Comparison of Kinematic with Hydrodynamic Models

Striking support for the two-zone model is obtained from a comparison with recent hydrodynamic outflow models. Initial two-dimensional simulations (e.g., [Tomisaka & Ikeuchi 1988]) proposed an evolution of the outflow which included collimation of the flow at early stages by disk material, subsequent breakout of the confined flow along the minor axis, and eventual extension of the hot wind material up to a few kpc from the nucleus.

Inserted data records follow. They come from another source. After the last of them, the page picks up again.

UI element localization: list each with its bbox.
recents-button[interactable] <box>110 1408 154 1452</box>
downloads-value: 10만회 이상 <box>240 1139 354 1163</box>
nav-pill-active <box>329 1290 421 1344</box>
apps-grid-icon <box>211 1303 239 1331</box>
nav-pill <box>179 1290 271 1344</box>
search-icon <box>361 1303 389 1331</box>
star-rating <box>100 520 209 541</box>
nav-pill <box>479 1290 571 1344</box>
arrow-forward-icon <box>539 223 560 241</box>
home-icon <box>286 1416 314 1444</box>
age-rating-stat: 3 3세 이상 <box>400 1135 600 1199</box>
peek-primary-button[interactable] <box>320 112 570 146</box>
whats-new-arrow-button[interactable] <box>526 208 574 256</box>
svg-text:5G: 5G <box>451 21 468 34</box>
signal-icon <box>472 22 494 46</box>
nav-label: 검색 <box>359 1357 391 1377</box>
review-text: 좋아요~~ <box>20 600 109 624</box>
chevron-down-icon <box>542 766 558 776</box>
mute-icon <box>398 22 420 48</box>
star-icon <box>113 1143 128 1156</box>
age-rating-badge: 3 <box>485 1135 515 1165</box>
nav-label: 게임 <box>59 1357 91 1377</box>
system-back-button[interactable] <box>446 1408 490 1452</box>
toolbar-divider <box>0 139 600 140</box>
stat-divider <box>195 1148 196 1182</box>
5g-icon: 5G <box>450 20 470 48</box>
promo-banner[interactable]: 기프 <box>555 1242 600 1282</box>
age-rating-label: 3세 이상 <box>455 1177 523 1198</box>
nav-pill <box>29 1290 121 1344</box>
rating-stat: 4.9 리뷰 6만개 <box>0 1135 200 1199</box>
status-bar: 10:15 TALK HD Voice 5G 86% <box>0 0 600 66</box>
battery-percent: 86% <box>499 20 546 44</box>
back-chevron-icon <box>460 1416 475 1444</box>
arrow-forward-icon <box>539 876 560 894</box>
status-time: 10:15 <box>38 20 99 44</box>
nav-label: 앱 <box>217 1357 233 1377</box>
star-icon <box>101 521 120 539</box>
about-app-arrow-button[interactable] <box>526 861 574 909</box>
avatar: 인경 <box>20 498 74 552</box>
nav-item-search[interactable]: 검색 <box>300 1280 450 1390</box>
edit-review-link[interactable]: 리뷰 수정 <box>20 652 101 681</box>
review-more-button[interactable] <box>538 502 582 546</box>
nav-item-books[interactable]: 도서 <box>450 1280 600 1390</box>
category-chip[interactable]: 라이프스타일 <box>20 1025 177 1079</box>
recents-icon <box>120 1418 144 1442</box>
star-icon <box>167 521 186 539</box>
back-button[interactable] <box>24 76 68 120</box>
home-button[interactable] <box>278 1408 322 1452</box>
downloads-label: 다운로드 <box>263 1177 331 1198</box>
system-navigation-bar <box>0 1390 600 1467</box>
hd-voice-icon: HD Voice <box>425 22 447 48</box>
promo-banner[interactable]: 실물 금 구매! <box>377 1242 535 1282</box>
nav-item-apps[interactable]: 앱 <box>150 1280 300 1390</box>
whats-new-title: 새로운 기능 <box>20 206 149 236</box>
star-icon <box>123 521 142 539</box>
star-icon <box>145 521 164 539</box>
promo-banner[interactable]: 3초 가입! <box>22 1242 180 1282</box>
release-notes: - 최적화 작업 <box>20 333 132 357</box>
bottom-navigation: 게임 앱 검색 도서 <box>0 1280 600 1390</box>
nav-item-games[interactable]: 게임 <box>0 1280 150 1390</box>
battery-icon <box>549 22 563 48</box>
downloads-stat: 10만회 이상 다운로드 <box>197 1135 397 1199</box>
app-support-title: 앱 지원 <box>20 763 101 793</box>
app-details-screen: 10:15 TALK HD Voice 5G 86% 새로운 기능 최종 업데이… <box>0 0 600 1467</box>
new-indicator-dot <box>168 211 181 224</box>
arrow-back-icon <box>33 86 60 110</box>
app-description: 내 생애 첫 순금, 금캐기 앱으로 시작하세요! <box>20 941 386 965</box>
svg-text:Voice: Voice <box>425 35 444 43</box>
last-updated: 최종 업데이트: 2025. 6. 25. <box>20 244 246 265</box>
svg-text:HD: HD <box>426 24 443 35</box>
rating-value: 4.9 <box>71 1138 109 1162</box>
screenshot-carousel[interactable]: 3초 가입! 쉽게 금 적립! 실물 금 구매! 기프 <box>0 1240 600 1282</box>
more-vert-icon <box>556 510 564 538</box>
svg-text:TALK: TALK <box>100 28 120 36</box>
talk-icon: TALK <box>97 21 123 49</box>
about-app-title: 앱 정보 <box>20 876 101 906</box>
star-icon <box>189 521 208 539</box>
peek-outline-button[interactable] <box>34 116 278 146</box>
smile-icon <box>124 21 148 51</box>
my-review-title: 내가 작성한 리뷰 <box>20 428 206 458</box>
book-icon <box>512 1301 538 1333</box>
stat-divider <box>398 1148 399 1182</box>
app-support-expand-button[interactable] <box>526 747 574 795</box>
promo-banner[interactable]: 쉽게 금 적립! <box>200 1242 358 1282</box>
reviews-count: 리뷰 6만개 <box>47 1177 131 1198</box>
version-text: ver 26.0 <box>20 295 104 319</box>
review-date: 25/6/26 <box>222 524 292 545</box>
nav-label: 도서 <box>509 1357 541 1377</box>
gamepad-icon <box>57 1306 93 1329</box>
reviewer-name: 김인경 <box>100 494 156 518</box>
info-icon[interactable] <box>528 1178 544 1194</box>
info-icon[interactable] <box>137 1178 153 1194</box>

More recent simulations ([Tomisaka & Bregman 1993]; [Suchkov et al. 1994]; [Suchkov et al. 1996]) include a separate corotating halo component and are able to reproduce much of the observed morphology through the interactions of the wind with the disk and halo. These simulations show that the outflow entrains disk gas around itself, dragging the cooler, denser material up to a couple of kiloparsecs above the plane of the galaxy (e.g., see Fig. 6 in [Suchkov et al. 1994]). The regions of densest entrained disk material, near the base of the outflow, serve to collimate the outflow beyond the height of the disk itself. The scale height of this collimation in the simulations is similar to that seen in our observations, $\sim$500 pc. The ``fingers'' of disk material entrained to heights above the collimated zone can be identified with the optical emission line filaments we observe on the outer walls of the outflow cone. This entrained gas has also been observed at molecular wavelengths (e.g., [Stark & Carlson 1984]; [Nakai et al. 1987]; [Sofue et al. 1990]). Within the collimated region, the simulations show that both the wind and the confining walls are at their densest, consistent with the observed increased levels of optical emission. Finally, it should be noted that a recent analysis of the minor-axis X-ray distribution implies a partially confined outflow of this gas as well, within 1.6 kpc of the disk ([Bregman, Schulman, & Tomisaka 1995]).